Sit in padamasana or any other comfortable posture. Stick your tongue out about an inch from the lips, rolled up at the sides to form a channel like a bird’s beak. Suck in air through the channel. After a full inhalation, slowly close your mouth, hold your breath and exhale slowly through both nostrils. This completes the exercise. Repeat as required.
This pranayama cools the body and mind, activates the liver and bile and has beneficial effects on the circulation and body temperature.
In sitkari a sound is produced while inhaling by opening the mouth a little, placing the tip of the tongue against the lower front teeth and then sucking the air in slowly. After holding your breath, exhale through both nostrils. This exercise helps to control thirst, hunger and laziness.
‘Surya-nadi ‘ is the right nostril and ‘ChandraNadi’ is the left nostril. In this pranayama, one always uses the right nostril for inhalation. Sit in padmasan or any other suitable posture. Keep your head, neck and back straight. Inhale through the right nostril. Hold your breath and then exhale through the left nostril. Hold your breath and then exhale through the left nostril. Repeat as often as required.

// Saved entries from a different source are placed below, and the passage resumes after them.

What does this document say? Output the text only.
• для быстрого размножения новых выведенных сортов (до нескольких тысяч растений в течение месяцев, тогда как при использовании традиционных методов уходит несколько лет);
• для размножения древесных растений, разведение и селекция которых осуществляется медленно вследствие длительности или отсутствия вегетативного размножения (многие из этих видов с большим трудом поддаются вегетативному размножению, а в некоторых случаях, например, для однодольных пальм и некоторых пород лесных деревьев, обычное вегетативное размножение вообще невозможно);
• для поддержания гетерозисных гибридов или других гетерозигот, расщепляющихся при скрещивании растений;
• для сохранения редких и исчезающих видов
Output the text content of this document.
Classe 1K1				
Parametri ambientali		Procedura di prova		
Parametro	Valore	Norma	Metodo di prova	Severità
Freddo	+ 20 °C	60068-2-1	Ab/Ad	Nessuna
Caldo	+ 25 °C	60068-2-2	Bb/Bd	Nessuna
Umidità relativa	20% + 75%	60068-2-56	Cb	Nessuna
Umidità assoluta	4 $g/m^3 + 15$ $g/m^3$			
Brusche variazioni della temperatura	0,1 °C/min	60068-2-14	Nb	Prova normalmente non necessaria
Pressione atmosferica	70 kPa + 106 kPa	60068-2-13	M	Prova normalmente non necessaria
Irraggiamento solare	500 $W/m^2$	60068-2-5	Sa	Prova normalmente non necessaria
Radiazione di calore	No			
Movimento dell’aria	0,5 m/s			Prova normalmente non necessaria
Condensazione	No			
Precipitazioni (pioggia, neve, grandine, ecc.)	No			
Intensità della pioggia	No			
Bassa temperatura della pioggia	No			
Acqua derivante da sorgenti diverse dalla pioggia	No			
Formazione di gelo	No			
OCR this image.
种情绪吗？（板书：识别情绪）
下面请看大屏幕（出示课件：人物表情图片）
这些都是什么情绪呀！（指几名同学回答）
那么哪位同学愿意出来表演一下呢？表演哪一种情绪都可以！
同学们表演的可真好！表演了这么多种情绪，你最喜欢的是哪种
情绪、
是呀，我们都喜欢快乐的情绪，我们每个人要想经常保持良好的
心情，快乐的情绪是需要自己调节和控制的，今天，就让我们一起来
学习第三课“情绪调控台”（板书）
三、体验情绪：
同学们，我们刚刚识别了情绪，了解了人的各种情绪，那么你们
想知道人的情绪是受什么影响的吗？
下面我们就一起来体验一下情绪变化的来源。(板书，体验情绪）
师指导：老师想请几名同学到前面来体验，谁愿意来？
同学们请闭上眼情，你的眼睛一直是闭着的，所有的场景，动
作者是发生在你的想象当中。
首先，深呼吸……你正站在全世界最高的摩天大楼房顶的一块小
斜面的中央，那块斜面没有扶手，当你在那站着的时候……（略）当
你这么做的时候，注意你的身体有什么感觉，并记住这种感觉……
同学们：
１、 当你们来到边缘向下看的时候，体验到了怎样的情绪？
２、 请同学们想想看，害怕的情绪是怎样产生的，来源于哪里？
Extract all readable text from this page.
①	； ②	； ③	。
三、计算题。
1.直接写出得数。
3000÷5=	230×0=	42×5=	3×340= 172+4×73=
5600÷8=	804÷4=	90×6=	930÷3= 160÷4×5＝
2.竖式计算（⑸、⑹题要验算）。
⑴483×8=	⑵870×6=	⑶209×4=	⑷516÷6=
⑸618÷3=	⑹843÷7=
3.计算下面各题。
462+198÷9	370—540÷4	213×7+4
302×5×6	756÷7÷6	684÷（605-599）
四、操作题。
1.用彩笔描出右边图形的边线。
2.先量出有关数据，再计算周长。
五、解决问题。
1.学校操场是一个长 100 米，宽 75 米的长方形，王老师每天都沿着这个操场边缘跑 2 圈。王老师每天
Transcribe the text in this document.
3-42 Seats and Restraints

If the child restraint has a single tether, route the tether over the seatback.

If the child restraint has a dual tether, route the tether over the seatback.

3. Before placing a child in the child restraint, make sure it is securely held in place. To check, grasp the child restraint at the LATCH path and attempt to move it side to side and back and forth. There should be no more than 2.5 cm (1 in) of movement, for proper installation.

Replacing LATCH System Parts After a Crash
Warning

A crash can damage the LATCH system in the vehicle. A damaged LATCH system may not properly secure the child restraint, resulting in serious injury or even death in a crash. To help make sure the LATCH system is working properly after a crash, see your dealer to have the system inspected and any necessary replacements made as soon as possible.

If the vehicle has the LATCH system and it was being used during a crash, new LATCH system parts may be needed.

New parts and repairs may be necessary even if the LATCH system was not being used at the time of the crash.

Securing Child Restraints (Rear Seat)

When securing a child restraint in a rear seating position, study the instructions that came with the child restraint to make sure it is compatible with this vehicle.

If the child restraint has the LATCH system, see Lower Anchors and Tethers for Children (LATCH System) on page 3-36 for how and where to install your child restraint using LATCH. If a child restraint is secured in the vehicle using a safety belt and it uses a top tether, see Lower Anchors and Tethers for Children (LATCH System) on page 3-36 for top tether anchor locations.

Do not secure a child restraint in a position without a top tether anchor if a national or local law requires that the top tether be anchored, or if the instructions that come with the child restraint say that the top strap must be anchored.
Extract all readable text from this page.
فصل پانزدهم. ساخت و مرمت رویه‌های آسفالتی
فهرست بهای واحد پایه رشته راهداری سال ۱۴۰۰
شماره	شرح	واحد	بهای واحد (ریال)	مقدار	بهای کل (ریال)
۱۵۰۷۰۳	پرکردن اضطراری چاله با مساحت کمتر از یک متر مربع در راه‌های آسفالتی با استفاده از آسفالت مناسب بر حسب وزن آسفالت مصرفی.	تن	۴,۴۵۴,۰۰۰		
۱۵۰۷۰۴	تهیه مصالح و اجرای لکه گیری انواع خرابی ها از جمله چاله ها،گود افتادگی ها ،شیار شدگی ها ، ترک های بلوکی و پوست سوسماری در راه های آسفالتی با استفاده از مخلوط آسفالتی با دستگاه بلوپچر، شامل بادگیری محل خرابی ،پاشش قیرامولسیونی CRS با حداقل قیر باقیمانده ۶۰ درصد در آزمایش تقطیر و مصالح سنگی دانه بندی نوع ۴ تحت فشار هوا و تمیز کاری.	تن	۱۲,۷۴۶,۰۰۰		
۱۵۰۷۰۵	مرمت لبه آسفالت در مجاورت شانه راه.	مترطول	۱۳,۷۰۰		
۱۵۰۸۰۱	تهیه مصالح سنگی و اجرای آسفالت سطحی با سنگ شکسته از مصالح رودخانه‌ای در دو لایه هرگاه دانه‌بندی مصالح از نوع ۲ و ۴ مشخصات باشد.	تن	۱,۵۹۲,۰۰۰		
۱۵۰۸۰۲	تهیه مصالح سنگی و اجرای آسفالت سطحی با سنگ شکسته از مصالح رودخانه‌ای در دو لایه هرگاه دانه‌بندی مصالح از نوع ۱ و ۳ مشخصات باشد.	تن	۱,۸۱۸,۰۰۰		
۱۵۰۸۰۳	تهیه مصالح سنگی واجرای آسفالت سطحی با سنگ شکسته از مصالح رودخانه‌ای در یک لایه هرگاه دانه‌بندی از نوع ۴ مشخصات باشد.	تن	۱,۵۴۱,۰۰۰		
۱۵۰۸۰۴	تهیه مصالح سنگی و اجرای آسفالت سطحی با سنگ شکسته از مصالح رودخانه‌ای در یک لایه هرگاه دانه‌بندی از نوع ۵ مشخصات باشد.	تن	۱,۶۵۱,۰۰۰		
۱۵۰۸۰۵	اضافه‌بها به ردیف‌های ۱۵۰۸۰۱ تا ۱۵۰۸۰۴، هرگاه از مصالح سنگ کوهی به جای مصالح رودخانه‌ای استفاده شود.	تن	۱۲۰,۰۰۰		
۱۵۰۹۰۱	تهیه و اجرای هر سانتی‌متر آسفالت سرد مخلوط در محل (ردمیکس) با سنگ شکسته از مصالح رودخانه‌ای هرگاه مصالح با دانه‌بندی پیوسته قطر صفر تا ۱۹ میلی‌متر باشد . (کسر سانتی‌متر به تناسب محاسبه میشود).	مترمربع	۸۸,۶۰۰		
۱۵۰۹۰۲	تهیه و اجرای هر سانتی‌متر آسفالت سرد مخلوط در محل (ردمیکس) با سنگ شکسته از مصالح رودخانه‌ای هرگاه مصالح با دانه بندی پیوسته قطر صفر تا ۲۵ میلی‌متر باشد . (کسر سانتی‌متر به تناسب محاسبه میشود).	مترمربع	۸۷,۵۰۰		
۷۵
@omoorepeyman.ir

This pranayama increases gastric juices and helps digestion. It also fortifies the nervous system and clears the sinuses.
In this pranayama, the buzzing sound of a bee is produced and hence it is called bhramari. Keep your mouth closed while inhaling. Exhale through both nostrils, producing the humming sound of a bee. This pranayama affects the ears, nose, eyes and mouth and makes the complexion glow. It also helps those suffering from insomnia.